“Some people never call or text you to see if you’re okay. You have to call them if you want to have some news, but don’t expect them to reciprocate” says one of my friends. “They are not mean, they are just a bit autistic because they don’t see the problem with their behavior. But eventually, you will feel tired with this one-sided relationship because they don’t change. They will be the one who forget to wish you a happy birthday, or who will never take any initiative” she added.
Indeed, shortly before I broke up with my ex-boyfriend, I told him I was hurt he didn’t call or text me at all during my holidays, nor when I got back from it while several of my friends texted me during that time to see if my holidays were fine. And he told me he didn’t understand why I felt he was indifferent to me.
He doesn’t understand because he’s like that. I’ve noticed his friends were always calling him. But he never calls them. “That kind of people are interesting to spend some time with. But they never bother to call you. He’s probably interesting like that” says my friend. My ex has a big house where he lives alone.
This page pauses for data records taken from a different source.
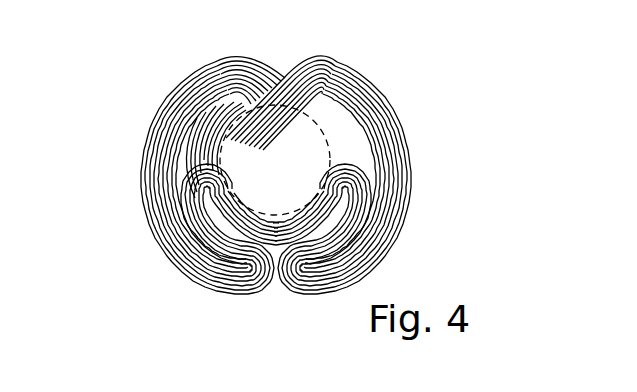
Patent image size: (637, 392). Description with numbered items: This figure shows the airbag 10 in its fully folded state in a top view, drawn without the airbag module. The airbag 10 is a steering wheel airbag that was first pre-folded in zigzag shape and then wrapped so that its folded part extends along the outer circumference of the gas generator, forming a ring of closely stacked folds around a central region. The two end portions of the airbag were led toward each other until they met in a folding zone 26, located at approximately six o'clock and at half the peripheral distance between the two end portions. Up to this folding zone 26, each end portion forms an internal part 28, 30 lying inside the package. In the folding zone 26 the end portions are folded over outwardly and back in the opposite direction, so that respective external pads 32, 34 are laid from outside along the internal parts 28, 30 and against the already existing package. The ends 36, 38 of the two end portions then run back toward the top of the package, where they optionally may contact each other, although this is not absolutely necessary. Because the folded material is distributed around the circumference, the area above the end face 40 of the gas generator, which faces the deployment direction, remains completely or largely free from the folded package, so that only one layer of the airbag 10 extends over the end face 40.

The airbag 10 is at (393, 99).
The folding zone 26 is at (278, 278).
The internal part 28 is at (166, 250).
The internal part 30 is at (369, 270).
The external pad 32 is at (146, 219).
The external pad 34 is at (405, 233).
The end 36 is at (234, 64).
The end 38 is at (327, 63).
The end face 40 is at (280, 163).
He often hosts his friends who asked for it. He counts a lot on people to maintain a relationship. “They are not really his friends” says my friend. Because his friends may use him.
“If you want to be with him, you’ll have to take the initiative all of the time, because you can’t count on him. Some people do like that” says my friend. Another friend of mine told me my ex would be better with a depressed person, “someone who lives in his/her mind but isn’t there” she says.
For some people, it’s okay if people don’t call them. I guess my ex would find a better match with that kind of person. As for me, I’m not okay with that. I tend to stop wasting time chasing people who never reciprocate.
Calling your friends or the one you love to see how they are doing is a mark of interest and of kindness. A person who’s interested in you will keep in touch, by calling you, texting you, commenting or liking what you post on social medias,… when you don’t see them face to face.